ACLU Challenges Fla. County’s Ten Commandments Monument

14 02 2007

Filed under: ACLU, First Amendment, Fourteenth Amendment, Ten Commandments, Church and State

The American Civil Liberties Union is suing to force rural Dixie County to remove a Ten Commandments monument from the courthouse steps.

The 5-foot-tall, 6-ton black granite monument stands in front of a building for the courthouse, the elections supervisor’s office, the tax collector and other public offices. The lawsuit filed in federal court on Feb. 6 claims the monument heaps on its religious message with the inscription “Love God and Keep His Commandments” in large capital letters at its base.

The lawsuit, ACLU of Florida v. Dixie County (pdf), argues that the monument violates the First and 14th Amendments because it is not part of a historical display and because the uniquely Judeo-Christian message of the Ten Commandments on a government building could intimidate people with different religious beliefs.
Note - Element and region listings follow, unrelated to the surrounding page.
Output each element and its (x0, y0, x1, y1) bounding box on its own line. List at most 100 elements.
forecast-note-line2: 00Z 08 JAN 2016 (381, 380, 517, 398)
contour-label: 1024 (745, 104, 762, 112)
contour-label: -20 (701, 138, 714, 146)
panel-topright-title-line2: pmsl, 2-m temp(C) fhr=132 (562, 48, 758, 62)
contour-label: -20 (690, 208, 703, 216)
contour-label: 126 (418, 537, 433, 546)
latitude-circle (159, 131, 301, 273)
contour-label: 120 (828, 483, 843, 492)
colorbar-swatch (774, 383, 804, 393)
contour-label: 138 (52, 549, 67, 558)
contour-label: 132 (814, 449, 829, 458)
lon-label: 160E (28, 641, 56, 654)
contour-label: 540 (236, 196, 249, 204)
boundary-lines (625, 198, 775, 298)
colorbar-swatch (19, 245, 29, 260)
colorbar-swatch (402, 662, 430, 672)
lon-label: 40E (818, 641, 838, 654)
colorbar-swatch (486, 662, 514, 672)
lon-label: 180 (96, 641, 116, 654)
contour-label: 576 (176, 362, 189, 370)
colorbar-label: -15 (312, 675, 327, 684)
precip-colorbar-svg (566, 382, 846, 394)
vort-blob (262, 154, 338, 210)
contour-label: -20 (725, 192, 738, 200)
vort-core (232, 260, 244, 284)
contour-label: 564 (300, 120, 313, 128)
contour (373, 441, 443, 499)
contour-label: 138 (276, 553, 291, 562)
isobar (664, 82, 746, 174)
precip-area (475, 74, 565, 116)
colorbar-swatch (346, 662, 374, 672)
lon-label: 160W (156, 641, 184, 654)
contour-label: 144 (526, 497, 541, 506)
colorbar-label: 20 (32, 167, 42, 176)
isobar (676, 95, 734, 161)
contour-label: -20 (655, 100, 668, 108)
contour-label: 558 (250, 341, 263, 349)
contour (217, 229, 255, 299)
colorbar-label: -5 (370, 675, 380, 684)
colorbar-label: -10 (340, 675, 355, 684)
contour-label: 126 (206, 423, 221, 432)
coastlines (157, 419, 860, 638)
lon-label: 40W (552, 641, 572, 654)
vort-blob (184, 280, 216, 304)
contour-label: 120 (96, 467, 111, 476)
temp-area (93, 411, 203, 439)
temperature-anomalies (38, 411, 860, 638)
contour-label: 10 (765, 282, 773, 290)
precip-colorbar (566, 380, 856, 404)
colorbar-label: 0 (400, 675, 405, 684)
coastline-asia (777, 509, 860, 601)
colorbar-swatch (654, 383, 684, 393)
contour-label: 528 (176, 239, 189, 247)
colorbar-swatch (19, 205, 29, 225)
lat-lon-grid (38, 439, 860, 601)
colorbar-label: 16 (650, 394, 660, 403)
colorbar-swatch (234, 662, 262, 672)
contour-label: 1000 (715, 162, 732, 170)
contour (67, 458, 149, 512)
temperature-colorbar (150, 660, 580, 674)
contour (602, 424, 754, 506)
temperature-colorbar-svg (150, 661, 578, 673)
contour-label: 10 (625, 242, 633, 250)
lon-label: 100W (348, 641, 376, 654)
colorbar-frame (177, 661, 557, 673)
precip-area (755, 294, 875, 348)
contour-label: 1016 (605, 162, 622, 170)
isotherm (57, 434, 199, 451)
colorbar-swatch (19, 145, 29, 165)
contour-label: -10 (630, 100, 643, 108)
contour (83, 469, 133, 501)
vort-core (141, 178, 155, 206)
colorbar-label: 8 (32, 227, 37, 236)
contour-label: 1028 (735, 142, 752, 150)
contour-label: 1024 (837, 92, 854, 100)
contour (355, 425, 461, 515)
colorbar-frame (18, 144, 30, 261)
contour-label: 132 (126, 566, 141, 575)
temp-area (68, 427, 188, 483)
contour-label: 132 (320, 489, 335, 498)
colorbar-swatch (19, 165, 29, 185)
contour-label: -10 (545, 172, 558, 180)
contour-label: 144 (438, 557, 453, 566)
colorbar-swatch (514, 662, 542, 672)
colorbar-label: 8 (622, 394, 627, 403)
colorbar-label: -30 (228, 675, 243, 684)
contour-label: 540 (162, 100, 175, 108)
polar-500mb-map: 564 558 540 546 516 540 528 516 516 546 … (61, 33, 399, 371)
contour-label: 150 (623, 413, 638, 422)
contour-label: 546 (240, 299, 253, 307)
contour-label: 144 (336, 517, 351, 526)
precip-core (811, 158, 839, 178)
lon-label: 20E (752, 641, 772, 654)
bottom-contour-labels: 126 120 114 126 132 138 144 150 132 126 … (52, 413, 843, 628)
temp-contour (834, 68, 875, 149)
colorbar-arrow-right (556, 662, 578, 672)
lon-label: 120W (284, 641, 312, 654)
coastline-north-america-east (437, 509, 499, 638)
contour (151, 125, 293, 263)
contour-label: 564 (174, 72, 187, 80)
The suit asserts that the monument constitutes “government endorsement of a particular religion” and fosters “excessive government entanglement with religion.”

The suit was filed on behalf of the organization, not an individual plaintiff. The ACLU said it has “half a dozen” members in the north Florida county, but declined to name any residents who might testify in the case. “This lawsuit is likely to be a very unpopular lawsuit within Dixie County,” said Florida ACLU Executive Director Howard Simon.

An initial effort to challenge the legality of the Dixie County monument fizzled because activists couldn’t find a resident willing to sue.

The lack of an individual plaintiff may doom the case, said Brian Rooney, a spokesman for the nonprofit Thomas More Law Center, which has offered free legal aid to the Dixie County Commission. Commissioners have not yet asked the center to represent them.

“It’s interesting that they don’t seem to have a plaintiff,” Rooney said. “Once we get involved in the meat of the case, that’s the first thing we’re going to find out. Is there a case or controversy at all? That’s a big hurdle for them to get past.”

Yeah, a plaintiff would certainly help. Anyone, anyone?

The U.S. Supreme Court has ruled that religious displays are not inherently unconstitutional and must be considered on a case-by-case basis. Last year, the high court allowed the Ten Commandments to be displayed outside the Texas state Capitol but not inside two Kentucky courthouses, where the justices said the displays promoted a religious message.

I dealt with the unconstitutional tying of the First Amendment to the Fourteenth last year. The ACLU’s claims that this violates both is another example of how they are creating laws that are not in the Constitution.